If you are always accessing the last 12 month's worth of data, then your working set is: 12GB (data) + 12GB (indexes) = 24GB.
However, if you actually only access the last 3 month's worth of data, then your working set is: 3GB (data) + 3GB (indexes) = 6GB. In this scenario, if you had 8GB RAM and then you started regularly accessing the past 6 month's worth of data, then your working set would start to exceed past your available RAM and have a performance impact.
But generally, if you have enough RAM to cover the amount of data/indexes you expect to be frequently accessing then you will be fine.

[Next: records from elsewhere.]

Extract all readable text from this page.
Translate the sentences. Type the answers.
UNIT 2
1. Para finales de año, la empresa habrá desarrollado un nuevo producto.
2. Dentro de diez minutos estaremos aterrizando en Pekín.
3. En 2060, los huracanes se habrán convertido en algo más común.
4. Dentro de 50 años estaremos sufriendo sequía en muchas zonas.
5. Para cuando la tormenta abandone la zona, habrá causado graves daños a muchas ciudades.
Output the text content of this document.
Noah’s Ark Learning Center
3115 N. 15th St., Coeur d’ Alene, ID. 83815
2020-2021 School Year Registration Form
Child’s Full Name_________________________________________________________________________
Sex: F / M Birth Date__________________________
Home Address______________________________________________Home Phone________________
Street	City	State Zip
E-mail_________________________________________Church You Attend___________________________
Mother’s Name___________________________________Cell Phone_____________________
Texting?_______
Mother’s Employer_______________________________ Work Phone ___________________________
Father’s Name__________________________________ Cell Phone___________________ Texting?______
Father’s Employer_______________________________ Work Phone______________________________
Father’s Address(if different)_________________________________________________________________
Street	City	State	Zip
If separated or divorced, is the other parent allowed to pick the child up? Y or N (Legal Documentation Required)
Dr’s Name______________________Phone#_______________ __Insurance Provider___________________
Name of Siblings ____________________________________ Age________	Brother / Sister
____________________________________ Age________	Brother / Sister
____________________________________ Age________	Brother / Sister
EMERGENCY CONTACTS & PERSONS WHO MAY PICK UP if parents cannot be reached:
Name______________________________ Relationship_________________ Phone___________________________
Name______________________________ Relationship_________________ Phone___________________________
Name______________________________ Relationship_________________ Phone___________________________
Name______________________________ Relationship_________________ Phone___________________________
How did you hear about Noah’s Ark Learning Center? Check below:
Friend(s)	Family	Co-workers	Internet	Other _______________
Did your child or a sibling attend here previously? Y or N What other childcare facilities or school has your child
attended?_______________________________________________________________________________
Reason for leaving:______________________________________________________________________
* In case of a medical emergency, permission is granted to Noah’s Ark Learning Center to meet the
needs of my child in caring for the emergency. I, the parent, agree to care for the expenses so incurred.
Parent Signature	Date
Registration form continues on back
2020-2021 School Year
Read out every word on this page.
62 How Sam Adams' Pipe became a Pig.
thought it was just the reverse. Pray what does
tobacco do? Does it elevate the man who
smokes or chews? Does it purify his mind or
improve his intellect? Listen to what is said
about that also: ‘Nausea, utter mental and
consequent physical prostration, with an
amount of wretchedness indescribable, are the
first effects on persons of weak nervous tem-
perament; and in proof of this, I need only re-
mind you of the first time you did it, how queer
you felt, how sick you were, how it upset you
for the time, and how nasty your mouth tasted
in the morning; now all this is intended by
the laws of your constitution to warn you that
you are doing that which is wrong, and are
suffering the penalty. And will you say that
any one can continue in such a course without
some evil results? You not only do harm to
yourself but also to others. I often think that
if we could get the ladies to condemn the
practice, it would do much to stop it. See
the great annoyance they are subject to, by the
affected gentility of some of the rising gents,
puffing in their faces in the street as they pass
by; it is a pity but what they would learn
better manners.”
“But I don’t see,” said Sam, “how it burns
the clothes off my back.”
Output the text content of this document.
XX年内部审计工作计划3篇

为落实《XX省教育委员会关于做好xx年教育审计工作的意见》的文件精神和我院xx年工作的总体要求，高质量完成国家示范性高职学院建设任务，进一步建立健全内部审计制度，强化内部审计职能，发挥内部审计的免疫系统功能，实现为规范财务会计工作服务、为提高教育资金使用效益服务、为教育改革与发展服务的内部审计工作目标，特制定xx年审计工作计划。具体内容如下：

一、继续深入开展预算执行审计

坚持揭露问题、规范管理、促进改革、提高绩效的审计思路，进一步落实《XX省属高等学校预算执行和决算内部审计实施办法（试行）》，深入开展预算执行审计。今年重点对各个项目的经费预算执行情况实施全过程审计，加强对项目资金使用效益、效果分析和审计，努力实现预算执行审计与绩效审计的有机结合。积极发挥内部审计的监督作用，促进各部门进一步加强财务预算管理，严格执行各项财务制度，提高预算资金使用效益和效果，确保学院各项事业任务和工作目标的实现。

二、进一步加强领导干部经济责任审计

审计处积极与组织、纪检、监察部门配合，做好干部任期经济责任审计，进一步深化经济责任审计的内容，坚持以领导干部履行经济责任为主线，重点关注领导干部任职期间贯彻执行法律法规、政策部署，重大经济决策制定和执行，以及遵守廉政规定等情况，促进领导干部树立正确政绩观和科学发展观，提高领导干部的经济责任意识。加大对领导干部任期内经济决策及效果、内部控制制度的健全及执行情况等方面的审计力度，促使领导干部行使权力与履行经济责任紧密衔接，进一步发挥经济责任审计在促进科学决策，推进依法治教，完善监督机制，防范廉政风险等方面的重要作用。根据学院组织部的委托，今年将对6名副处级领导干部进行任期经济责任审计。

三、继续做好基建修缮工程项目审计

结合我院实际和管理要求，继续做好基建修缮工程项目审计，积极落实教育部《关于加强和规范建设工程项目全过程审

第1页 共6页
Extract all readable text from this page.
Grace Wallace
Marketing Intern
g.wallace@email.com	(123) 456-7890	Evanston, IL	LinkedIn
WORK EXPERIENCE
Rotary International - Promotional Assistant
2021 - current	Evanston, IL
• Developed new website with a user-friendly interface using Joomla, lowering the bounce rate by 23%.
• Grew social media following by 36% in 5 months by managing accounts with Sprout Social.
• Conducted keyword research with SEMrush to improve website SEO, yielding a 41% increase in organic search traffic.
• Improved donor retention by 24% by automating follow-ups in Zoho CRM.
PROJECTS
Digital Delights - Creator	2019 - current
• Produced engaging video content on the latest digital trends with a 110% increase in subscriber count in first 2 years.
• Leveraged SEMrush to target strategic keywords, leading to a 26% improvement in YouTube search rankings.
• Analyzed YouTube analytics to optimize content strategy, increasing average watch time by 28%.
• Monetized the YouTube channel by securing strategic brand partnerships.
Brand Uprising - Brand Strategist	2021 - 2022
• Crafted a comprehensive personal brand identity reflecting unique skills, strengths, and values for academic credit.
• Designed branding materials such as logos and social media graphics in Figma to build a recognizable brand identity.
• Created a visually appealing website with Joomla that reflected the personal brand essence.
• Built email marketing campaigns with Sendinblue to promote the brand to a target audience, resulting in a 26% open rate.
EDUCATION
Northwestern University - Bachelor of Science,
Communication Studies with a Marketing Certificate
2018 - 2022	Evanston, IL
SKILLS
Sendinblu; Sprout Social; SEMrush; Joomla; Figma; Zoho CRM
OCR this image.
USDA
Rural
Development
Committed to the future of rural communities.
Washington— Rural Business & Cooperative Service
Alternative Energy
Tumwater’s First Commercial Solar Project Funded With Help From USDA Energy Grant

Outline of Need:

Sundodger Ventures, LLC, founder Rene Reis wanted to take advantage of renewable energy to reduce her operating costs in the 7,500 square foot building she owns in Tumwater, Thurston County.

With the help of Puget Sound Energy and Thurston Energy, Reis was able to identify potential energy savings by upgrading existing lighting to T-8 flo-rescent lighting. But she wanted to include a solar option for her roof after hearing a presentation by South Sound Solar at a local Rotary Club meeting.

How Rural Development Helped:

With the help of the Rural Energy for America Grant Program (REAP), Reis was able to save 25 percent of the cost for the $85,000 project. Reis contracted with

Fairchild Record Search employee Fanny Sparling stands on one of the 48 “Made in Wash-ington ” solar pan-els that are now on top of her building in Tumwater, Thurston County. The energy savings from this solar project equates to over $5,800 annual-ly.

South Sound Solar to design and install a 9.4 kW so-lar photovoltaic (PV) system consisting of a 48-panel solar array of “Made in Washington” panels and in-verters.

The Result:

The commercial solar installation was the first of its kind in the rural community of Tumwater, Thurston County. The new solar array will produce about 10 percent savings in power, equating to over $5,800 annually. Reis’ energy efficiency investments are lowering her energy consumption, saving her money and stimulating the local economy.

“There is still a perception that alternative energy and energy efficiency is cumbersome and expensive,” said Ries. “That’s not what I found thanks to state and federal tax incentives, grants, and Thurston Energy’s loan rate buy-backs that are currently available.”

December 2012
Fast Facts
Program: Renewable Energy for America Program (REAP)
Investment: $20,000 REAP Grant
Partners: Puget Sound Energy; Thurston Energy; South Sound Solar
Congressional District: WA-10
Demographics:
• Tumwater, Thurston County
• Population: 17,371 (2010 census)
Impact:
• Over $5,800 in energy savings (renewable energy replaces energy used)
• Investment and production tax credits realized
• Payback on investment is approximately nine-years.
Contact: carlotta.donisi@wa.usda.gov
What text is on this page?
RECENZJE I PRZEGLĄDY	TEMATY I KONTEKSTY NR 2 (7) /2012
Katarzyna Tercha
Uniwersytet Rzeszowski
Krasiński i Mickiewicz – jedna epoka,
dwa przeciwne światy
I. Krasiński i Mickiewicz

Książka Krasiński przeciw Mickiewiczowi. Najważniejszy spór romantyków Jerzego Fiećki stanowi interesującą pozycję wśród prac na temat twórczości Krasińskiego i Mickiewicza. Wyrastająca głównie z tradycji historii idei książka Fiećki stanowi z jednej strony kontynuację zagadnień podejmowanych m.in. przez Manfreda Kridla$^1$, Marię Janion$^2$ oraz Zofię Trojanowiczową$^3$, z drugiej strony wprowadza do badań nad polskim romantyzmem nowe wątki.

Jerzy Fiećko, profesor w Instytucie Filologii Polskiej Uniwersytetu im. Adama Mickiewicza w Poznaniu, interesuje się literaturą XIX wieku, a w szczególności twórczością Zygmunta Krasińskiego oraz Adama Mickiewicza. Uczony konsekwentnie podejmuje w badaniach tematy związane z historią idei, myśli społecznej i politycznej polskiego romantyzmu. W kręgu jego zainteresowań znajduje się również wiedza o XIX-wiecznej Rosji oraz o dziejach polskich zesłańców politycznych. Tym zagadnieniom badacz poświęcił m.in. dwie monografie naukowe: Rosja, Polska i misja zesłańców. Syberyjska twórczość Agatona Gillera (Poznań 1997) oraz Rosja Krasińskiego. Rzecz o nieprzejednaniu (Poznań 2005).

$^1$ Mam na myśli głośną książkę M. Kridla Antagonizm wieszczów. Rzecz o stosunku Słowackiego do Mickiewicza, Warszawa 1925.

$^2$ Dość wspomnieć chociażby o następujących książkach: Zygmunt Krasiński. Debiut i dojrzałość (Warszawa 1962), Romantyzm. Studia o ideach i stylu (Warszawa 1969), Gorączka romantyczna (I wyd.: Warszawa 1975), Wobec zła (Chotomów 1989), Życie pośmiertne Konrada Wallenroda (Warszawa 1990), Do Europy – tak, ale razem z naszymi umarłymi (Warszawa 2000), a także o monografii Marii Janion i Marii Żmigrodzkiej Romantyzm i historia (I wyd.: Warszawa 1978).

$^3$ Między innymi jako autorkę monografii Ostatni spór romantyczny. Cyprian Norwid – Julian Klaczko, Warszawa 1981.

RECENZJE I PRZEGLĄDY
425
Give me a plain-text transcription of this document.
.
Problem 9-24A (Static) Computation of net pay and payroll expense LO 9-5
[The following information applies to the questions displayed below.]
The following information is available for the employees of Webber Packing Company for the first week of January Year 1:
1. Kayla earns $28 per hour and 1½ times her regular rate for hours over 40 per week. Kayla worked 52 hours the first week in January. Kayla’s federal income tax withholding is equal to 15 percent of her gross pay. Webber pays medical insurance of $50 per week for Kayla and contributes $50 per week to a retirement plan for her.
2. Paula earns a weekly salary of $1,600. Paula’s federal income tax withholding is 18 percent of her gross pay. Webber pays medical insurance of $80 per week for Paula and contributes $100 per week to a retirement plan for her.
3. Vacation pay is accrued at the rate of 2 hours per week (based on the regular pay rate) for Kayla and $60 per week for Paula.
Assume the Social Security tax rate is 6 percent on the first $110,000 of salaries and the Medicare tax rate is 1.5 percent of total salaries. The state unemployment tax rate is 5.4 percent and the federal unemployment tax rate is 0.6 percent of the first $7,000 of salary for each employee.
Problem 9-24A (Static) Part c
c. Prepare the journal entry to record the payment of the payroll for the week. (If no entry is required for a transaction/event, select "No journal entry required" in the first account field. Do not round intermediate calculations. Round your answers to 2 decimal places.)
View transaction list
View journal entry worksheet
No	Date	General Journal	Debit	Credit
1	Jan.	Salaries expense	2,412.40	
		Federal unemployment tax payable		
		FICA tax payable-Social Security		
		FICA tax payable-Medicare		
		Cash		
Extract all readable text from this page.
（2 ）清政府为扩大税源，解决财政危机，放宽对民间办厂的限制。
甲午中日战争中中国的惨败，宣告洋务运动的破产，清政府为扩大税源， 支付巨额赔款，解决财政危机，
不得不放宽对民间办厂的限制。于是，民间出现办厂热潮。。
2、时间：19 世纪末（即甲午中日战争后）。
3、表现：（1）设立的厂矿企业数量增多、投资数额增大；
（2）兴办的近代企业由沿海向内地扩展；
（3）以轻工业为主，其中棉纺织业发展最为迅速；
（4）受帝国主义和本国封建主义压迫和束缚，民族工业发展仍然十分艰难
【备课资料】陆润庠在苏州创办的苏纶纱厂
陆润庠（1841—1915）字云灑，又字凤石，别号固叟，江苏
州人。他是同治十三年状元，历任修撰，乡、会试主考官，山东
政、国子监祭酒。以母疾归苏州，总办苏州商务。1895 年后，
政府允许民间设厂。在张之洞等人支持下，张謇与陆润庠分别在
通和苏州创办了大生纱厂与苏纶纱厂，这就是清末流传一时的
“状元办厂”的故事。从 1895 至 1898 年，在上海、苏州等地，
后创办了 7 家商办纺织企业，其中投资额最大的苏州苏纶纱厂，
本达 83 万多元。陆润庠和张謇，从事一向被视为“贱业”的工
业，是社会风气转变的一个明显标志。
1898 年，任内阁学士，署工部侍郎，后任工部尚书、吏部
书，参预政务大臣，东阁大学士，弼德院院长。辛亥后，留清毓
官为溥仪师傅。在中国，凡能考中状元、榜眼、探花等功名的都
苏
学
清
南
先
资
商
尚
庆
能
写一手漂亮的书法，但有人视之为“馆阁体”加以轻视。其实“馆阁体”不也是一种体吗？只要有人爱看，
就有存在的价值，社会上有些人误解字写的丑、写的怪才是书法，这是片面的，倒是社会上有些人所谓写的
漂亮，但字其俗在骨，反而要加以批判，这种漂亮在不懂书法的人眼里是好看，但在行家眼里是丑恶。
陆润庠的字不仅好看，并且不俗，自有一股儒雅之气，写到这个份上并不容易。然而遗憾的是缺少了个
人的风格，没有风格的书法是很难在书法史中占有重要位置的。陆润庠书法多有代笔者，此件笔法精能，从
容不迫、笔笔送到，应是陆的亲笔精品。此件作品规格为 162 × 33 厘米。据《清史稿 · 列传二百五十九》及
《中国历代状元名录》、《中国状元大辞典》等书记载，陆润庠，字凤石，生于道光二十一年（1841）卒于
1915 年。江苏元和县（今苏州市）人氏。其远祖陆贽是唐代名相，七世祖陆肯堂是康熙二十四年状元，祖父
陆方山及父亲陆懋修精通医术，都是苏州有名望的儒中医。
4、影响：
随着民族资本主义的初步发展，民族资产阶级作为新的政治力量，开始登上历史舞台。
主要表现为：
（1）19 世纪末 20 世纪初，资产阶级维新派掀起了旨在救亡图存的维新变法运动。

Edit: Response to question in comments
I'm not sure I quite follow, but I'll have a go at answering. Firstly, the calculation for working set is a "ball park figure". Secondly, if you have a (e.g.) 1GB index on user_id, then only the portion of that index that is commonly accessed needs to be in RAM (e.g. suppose 50% of users are inactive, then 0.5GB of the index will be more frequently required/needed in RAM). In general, the more RAM you have, the better especially as working set is likely to grow over time due to increased usage. This is where sharding comes in - split the data over multiple nodes and you can cost effectively scale out. Your working set is then divided over multiple machines, meaning the more can be kept in RAM. Need more RAM? Add another machine to shard on to.
The working set is basically the stuff you are using most (frequently). If you use index A for collection B to search for a subset of documents then you could consider that your working set. As long as the most commonly used parts of those structures can fit in memory then things will be exceedingly fast. As parts no longer fit in your working set, like many of the documents then that can slow down. Generally things will become much slower if your indexes exceed your memory.
Yes, you can have lots of data, where most of it is "archived" and rarely used without affecting the performance of our application or impacting your working set (which doesn't include that archived data).